I’ve often wondered why we still have that reputation, which in some ways we don’t deserve. Some of it has to do with history, and the way we opened our doors to multitudes who came here to escape oppression. But most of it, I think, has to do with the fact of our democratic durability: We have survived, with all our tragic flaws, as a democracy for coming up on 250 years, years during which we have for the most part improved that democracy. No one else can say that.
Trumpism is actively trying to destroy these things. Trump and Stephen Miller want to close our doors to the multitudes, reversing what is arguably the central trait that has given our nation its rich flavor and character. And, of course, they have contempt for our democracy and in these past 12 months have set about to weaken and cripple it in any number of ways.
And now Trump says, as he told The New York Times last week, that the only bar on what he might decide to do on the world stage is “my own morality.” Against extremely heavy competition, that may be the single most chilling and terrifying thing he’s ever said. He clearly said it to troll us, and to troll the world. Because he knows that we know that he has no morality in any normal sense. He’s quite proud of the fact that he lacks a moral compass. So, when he is asked if there were any limits on his global powers, and he says, “Yeah, there is one thing. My own morality. My own mind. It’s the only thing that can stop me,” he is saying, and he knows that we know he is saying, that he will do what he wants when he wants.
Meanwhile, at home, he defended the execution of an American citizen, Renee Nicole Good, and then led the charge to defame her character, calling her a “professional agitator” before he knew anything about her.
The United States will never be Iran. We will never detain political prisoners on a mass scale or shoot protesters by the hundreds. I could be wrong. But I think we’ll never do these things because there are still enough people in positions of power who just wouldn’t order or sanction such things. Most federal judges wouldn’t let this happen on a mass scale the way it happens in a place like Iran, or in Syria under Assad.
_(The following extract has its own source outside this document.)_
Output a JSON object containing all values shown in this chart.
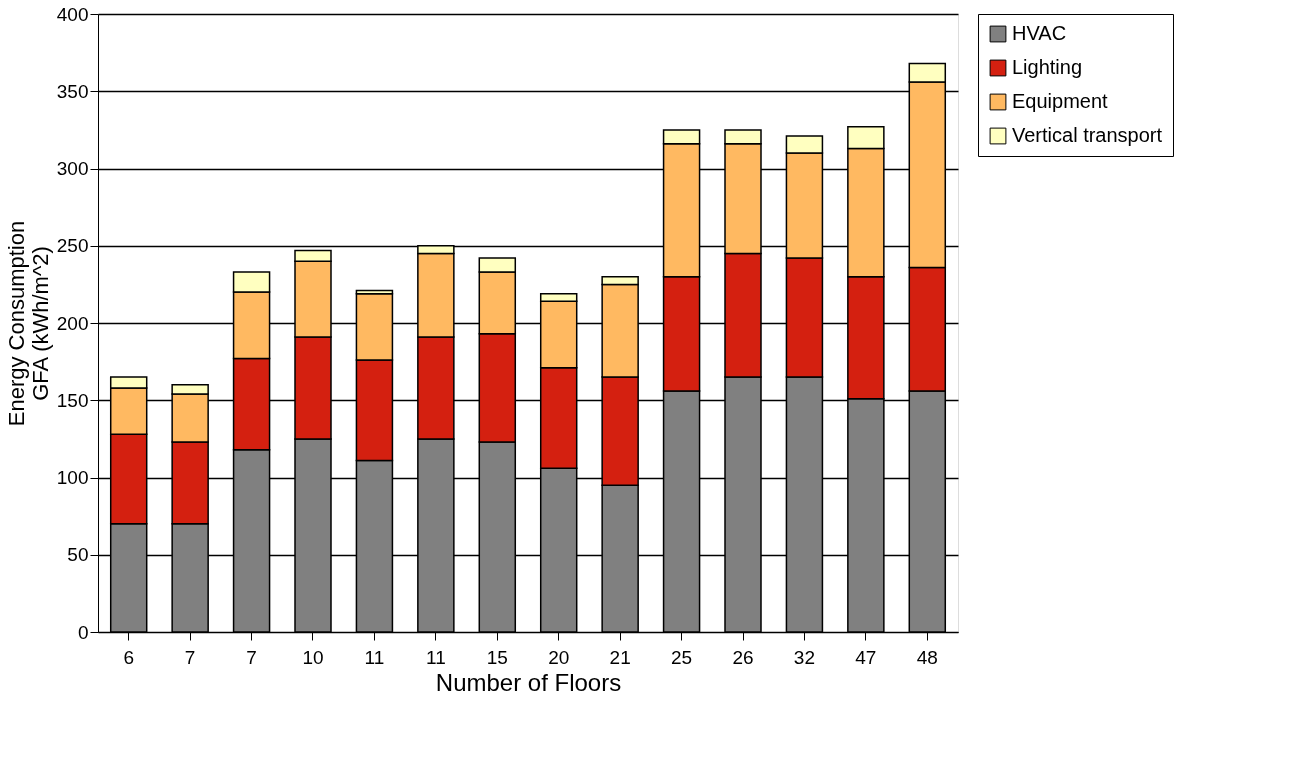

However: If Trump could do it, he would. Remember in June 2020 how he wanted the military to shoot protesters “in the knees.” Then-Defense Secretary Mark Esper wouldn’t order his troops to do that. Today’s “War” Secretary? Well, Pete Hegseth was asked about this at his confirmation hearing, and he all but said that he would.
Trump’s “own morality” standard is one that should have us quaking. As I wrote last Friday, with ICE hiring gun and violence enthusiasts by the thousands, there will be more Renee Goods. And now, state and local Democrats, and even city police commissioners, are talk about taking tougher stands against these ICE raids by masked agents who are recruited to “defend your culture.”
Good for them. But Trump and Miller will use this to force more confrontations. As tensions rise, what will Trump’s “own morality” bar him from doing? Would he—and I ask this in all seriousness, alas—bomb an American city? I’m not talking Curtis LeMay and Tokyo here. Just a few bombs. To “send a message.” It’s entirely plausible. In fact, I’m not sure whether he’ll bomb Tehran or Minneapolis first.